- Born: Belmullet, County Mayo, Ireland
- Education: University College Dublin
- Known for: Inherited neuropathies
- Scientific career
- Workplaces: National Hospital for Neurology and Neurosurgery

= Mary Reilly (academic) =

Irish neurologist

Mary M. Reilly is an Irish neurologist who works at National Hospital for Neurology and Neurosurgery. She studies peripheral neuropathy. She is the President of the Association of British Neurologists.

== Early life and education ==
Reilly studied medicine at University College Dublin, graduating in 1986. She worked for a few years as a neurologist at St. Vincent's University Hospital, before joining Anita Harding at the National Hospital for Neurology and Neurosurgery in 1991. Reilly has spoken of how much she admired her supervisor, and attributes her clinical interests to Harding. Reilly earned her medical doctorate in 1996, focussing on familial amyloid polyneuropathy. She completed her neurological training at Royal Free Hospital and Guy's Hospital, training with P. K. Thomas and Richard Hughes.

== Career ==
At the National Hospital for Neurology and Neurosurgery Reilly specialises in inherited neuropathies. She was made consultant neurologist in 1998 and a Fellow of the Royal College of Physicians in 2002. She began to study neuromuscular disease, in particular Charcot–Marie–Tooth disease. In 2004, she found that Vitamin C could be used to improve symptoms in mouse models of CMT1A (Charcot–Marie–Tooth disease type 1A). She established a randomized controlled trial with colleagues in Italy to evaluate the efficacy of Vitamin C on CMT1A. The UK part of the trial consisted of 50 participants, and found that whilst Vitamin C is safe, it does not slow the progression of the disease. Although the trial was not a success, it developed new neuropathy outcome measures. Her research includes the identification of genes such as BICD2 and methionyl-tRNA synthetase (MARS); she has already conducted functional analysis of IGHMBP2.

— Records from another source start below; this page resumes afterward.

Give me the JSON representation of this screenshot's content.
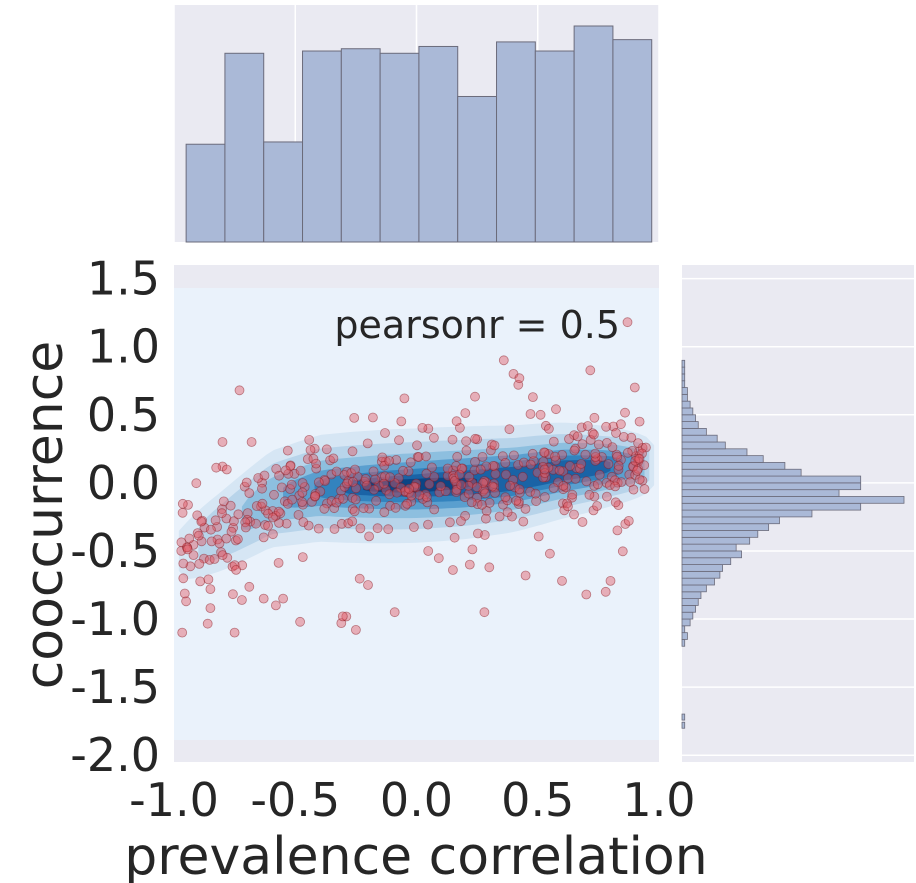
{
  "chart_data": {
    "type": "scatter",
    "title": "",
    "xlabel": "prevalence correlation",
    "ylabel": "cooccurrence",
    "xlim": [
      -1.0,
      1.0
    ],
    "ylim": [
      -2.05,
      1.6
    ],
    "xticks": [
      "-1.0",
      "-0.5",
      "0.0",
      "0.5",
      "1.0"
    ],
    "yticks": [
      "1.5",
      "1.0",
      "0.5",
      "0.0",
      "-0.5",
      "-1.0",
      "-1.5",
      "-2.0"
    ],
    "annotation": "pearsonr = 0.5",
    "grid": true,
    "colors": {
      "panel_background": "#eaeaf2",
      "histogram_fill": "#aab9d7",
      "histogram_edge": "#6b6b7b",
      "point_fill": "#e35a66",
      "point_edge": "#8a1a22",
      "kde_levels": [
        "#eaf2fb",
        "#d6e6f4",
        "#b8d4ea",
        "#8dbfdf",
        "#5a9fcf",
        "#3383be",
        "#1a63a6",
        "#0b4585"
      ]
    },
    "kde_ridge": {
      "x": [
        -0.95,
        -0.8,
        -0.6,
        -0.4,
        -0.2,
        0.0,
        0.2,
        0.4,
        0.6,
        0.8,
        0.95
      ],
      "y": [
        -0.5,
        -0.35,
        -0.12,
        -0.04,
        -0.03,
        -0.02,
        0.0,
        0.03,
        0.09,
        0.12,
        0.13
      ]
    },
    "x_histogram": {
      "bin_edges": [
        -0.95,
        -0.79,
        -0.63,
        -0.47,
        -0.31,
        -0.15,
        0.01,
        0.17,
        0.33,
        0.49,
        0.65,
        0.81,
        0.97
      ],
      "counts": [
        43,
        83,
        44,
        84,
        85,
        83,
        86,
        64,
        88,
        84,
        95,
        89
      ]
    },
    "y_histogram": {
      "bin_edges": [
        -1.2,
        -1.15,
        -1.1,
        -1.05,
        -1.0,
        -0.95,
        -0.9,
        -0.85,
        -0.8,
        -0.75,
        -0.7,
        -0.65,
        -0.6,
        -0.55,
        -0.5,
        -0.45,
        -0.4,
        -0.35,
        -0.3,
        -0.25,
        -0.2,
        -0.15,
        -0.1,
        -0.05,
        0.0,
        0.05,
        0.1,
        0.15,
        0.2,
        0.25,
        0.3,
        0.35,
        0.4,
        0.45,
        0.5,
        0.55,
        0.6,
        0.65,
        0.7,
        0.75,
        0.8,
        0.85,
        0.9,
        0.95,
        1.0,
        1.05,
        1.1,
        1.15
      ],
      "counts": [
        1,
        2,
        1,
        3,
        4,
        5,
        6,
        7,
        9,
        12,
        14,
        15,
        18,
        22,
        20,
        25,
        28,
        32,
        36,
        48,
        66,
        82,
        58,
        66,
        66,
        44,
        38,
        30,
        24,
        16,
        13,
        9,
        6,
        5,
        4,
        3,
        2,
        2,
        1,
        1,
        1,
        1,
        0,
        0,
        0,
        0,
        0
      ],
      "outlier_bins": [
        {
          "y": -1.72,
          "count": 1
        },
        {
          "y": -1.78,
          "count": 1
        }
      ]
    },
    "points": {
      "x": [
        0.87,
        0.36,
        0.42,
        0.4,
        -0.73,
        0.48,
        0.9,
        -0.05,
        -0.18,
        -0.8,
        -0.97,
        -0.95,
        -0.72,
        -0.63,
        -0.55,
        -0.58,
        -0.48,
        -0.31,
        0.55,
        0.8,
        0.78,
        0.22,
        0.3,
        0.15,
        0.45,
        0.6,
        0.7,
        0.28,
        -0.09,
        -0.25,
        -0.2,
        -0.85,
        -0.85,
        -0.75,
        -0.78,
        -0.8,
        -0.68,
        0.65,
        0.92,
        0.25
      ],
      "y": [
        1.18,
        0.9,
        0.72,
        0.8,
        0.68,
        0.63,
        0.7,
        0.62,
        0.48,
        0.3,
        -0.5,
        -0.87,
        -0.86,
        -0.85,
        -0.85,
        -0.9,
        -1.02,
        -1.03,
        -0.52,
        -0.72,
        -0.8,
        -0.6,
        -0.62,
        -0.64,
        -0.68,
        -0.72,
        -0.82,
        -0.95,
        -0.95,
        -1.08,
        -0.75,
        -0.78,
        -0.92,
        -1.1,
        -0.55,
        0.12,
        0.3,
        0.35,
        0.45,
        0.32
      ]
    }
  }
}
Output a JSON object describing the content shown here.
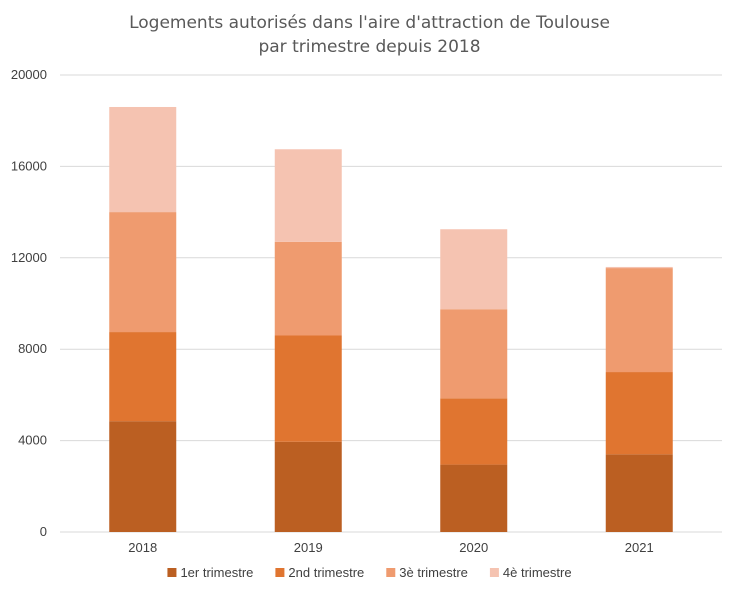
{
  "chart_data": {
    "type": "bar",
    "stacked": true,
    "title": "Logements autorisés dans l'aire d'attraction de Toulouse",
    "subtitle": "par trimestre depuis 2018",
    "categories": [
      "2018",
      "2019",
      "2020",
      "2021"
    ],
    "series": [
      {
        "name": "1er trimestre",
        "color": "#bb5f22",
        "values": [
          4850,
          3950,
          2950,
          3400
        ]
      },
      {
        "name": "2nd trimestre",
        "color": "#e07530",
        "values": [
          3900,
          4650,
          2900,
          3600
        ]
      },
      {
        "name": "3è trimestre",
        "color": "#ef9b6f",
        "values": [
          5250,
          4100,
          3900,
          4550
        ]
      },
      {
        "name": "4è trimestre",
        "color": "#f5c3b1",
        "values": [
          4600,
          4050,
          3500,
          50
        ]
      }
    ],
    "ylim": [
      0,
      20000
    ],
    "yticks": [
      0,
      4000,
      8000,
      12000,
      16000,
      20000
    ],
    "grid": true,
    "legend_position": "bottom"
  }
}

Reilly works with Muscular Dystrophy UK on muscle-wasting conditions. She has also worked on new biomarkers for disease progression. CMT parents suffer from damaged motor nerves, which results in muscles weakening, and ultimately allows fat to accumulate in muscles; MRI outcome measures could monitor intramuscular fat accumulation, and detect muscle water changes that preceded fat accumulation. Reilly identified that calf muscle fat friction maps are an outcome measure in patients with CMT1A, with calf muscle fat increased significantly in patients with CMT1A She received a $1,000,000 grant from the Muscular Dystrophy Association to evaluate MRI protocols for monitoring changes in muscles from CMT.

In 2010, Reilly was appointed Professor of Clinical Neurology at University College London. She leads the Division of Clinical Neurology and Medical Research Council Centre for Neuromuscular Diseases. With the MRC Centre for Neuromuscular Diseases and Muscular Dystrophy UK, Reilly runs an annual translational neuromuscular diseases meeting, which includes a patient day to discuss inherited neuropathies. Along with CMT, Reilly has worked on hereditary sensory and autonomic neuropathies and carpal tunnel syndrome in inherited neuropathies.

Reilly contributed to the 2013 Handbook of Clinical Neurology, and wrote a chapter for the 2016 Springer Publishing collection Neuromuscular Disease: Case Studies from Queen Square. Reilly has served as President of the British Peripheral Nerve Society and the International Peripheral Nerve Society. In 2015 she was appointed President-elect of the Association of British Neurologists. She became the first woman to take the role in 2017. Reilly was elected a Fellow of the Academy of Medical Sciences in 2020.